Here are some observations about error and exception handling in StreamBase applications picked up over the years:
- Be very familiar with the material on the Using Error Ports and Error Streams documentation page.
- Make sure your unhandled StreamBase errors and Java exceptions are making into the log at ERROR level. That way admins and operators can find them easily.
- The logging subsystem prior to StreamBase 10 didn't capture the stderr stream and that had to be captured separately, but I think that is fixed in StreamBase 10.
- The StreamBase 10 runtime has multiple log files where errors and exceptions end up; monitor them all.
- If you ever see a Java OutOfMemoryError, that's a catastrophic failure and the integrity of data even before the error appeared is questionable. Shut down immediately, and expect to do a manual reconciliation.
- StreamBase errors are analogous to Java exceptions, and any Java exceptions thrown by StreamBase components become StreamBase errors (usually eval-errors).
- Java Errors are not StreamBase errors. Don't confuse them.
- Error ports are for catching StreamBase errors that the application will handle programatically, potentially rethrowing the error if it can't be handled programatically. They are not generally used as a mechanism for generated errors to report to the application operators directly.

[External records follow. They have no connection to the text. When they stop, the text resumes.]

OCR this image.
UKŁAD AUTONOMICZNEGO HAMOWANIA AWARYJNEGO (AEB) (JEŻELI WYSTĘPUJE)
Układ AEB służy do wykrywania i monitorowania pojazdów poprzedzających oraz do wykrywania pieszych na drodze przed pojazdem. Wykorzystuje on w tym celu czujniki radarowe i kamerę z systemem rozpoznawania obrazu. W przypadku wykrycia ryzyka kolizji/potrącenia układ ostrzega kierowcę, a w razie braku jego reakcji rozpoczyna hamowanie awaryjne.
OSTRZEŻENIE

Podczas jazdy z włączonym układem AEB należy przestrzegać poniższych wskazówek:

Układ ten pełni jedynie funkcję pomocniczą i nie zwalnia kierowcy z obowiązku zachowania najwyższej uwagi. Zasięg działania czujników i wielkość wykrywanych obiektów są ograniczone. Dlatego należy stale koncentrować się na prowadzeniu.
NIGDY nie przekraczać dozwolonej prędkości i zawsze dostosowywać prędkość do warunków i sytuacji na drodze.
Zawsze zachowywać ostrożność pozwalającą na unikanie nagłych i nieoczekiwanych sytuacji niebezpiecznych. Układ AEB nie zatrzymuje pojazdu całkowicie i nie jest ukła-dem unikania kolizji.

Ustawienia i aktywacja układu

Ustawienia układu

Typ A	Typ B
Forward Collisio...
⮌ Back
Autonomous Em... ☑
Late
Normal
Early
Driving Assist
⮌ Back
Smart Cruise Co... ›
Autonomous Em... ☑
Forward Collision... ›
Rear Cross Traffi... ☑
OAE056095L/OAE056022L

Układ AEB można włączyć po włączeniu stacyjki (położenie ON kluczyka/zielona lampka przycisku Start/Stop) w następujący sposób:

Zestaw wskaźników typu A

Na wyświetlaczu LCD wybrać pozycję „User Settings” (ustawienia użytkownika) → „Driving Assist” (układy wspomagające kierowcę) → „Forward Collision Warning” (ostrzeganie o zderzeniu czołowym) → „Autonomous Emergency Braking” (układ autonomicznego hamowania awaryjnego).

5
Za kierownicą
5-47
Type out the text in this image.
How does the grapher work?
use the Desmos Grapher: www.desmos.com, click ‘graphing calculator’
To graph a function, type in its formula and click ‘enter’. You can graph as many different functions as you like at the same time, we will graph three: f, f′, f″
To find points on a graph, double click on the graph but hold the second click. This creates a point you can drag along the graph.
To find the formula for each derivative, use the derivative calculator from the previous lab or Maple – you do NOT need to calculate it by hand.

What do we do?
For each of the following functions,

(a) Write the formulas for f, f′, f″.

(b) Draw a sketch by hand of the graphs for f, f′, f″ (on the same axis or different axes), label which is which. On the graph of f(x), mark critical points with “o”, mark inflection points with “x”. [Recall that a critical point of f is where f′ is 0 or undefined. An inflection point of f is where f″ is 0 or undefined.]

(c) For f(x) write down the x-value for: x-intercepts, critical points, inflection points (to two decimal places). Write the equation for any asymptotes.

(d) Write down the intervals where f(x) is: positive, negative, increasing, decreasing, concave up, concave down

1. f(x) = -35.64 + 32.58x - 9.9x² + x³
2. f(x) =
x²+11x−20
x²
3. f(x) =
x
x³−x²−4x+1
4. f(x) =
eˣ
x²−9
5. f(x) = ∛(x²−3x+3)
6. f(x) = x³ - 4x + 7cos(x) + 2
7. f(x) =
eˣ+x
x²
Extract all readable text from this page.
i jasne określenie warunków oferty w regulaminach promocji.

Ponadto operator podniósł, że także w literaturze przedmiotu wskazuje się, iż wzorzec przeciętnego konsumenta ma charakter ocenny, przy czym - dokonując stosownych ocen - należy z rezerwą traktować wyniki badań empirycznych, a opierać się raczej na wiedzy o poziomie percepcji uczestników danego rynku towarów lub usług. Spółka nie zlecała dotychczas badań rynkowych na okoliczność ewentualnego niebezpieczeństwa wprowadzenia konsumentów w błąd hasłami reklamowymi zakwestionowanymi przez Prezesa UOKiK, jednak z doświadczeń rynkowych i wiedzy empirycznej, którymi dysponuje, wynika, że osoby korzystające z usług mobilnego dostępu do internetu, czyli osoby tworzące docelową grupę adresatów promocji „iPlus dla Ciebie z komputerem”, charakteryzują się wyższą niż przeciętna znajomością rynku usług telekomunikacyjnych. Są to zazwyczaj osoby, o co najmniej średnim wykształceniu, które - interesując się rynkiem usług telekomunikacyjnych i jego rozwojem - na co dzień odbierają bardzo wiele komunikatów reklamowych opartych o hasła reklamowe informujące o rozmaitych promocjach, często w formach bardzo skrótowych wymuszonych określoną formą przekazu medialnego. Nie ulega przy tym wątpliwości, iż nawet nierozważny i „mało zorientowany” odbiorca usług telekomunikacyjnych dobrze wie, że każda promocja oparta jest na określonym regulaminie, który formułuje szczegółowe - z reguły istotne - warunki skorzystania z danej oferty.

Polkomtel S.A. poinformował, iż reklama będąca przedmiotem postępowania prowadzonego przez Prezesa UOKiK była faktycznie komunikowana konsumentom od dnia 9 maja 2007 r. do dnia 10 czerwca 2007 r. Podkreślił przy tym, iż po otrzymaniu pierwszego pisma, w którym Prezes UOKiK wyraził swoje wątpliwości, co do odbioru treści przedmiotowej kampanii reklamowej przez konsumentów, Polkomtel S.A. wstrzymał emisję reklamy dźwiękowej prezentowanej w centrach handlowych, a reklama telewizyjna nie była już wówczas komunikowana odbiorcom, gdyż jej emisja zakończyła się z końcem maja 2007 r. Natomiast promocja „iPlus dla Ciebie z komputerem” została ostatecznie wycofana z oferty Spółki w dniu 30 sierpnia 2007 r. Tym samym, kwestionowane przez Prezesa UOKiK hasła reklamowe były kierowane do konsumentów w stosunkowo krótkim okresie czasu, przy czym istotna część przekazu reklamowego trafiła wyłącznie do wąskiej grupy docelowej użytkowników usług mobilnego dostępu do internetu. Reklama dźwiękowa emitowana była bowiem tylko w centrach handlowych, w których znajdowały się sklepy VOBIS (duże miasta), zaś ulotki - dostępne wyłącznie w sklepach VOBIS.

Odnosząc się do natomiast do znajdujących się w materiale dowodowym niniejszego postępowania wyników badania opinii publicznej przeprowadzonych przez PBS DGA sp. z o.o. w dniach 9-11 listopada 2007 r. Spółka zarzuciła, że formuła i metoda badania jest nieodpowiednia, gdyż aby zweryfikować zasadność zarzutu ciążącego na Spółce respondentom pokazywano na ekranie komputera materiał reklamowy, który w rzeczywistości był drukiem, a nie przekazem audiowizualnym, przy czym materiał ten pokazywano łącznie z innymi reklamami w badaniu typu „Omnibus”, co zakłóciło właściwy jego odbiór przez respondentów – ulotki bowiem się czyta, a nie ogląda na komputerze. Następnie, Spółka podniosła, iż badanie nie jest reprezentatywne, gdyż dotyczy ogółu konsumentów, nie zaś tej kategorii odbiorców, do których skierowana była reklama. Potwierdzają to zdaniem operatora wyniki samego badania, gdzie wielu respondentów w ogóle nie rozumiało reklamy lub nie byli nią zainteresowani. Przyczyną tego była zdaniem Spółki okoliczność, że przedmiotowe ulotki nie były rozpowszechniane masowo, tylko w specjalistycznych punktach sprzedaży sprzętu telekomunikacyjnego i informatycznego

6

- Adapter/Plugin Operator status ports may indeed emit tuples that eventually should be thrown as errors to be logged. Unfortunately, historically there has been no standard for the way status ports emit tuples and what their contents are, so it's case by case. There's convention being applied slowly across the adapter set for a Status port to have a Status field whose contents may be Error, and I would think in most cases those should be logged at ERROR level using the Log Adapter if they aren't being completely handled by application logic.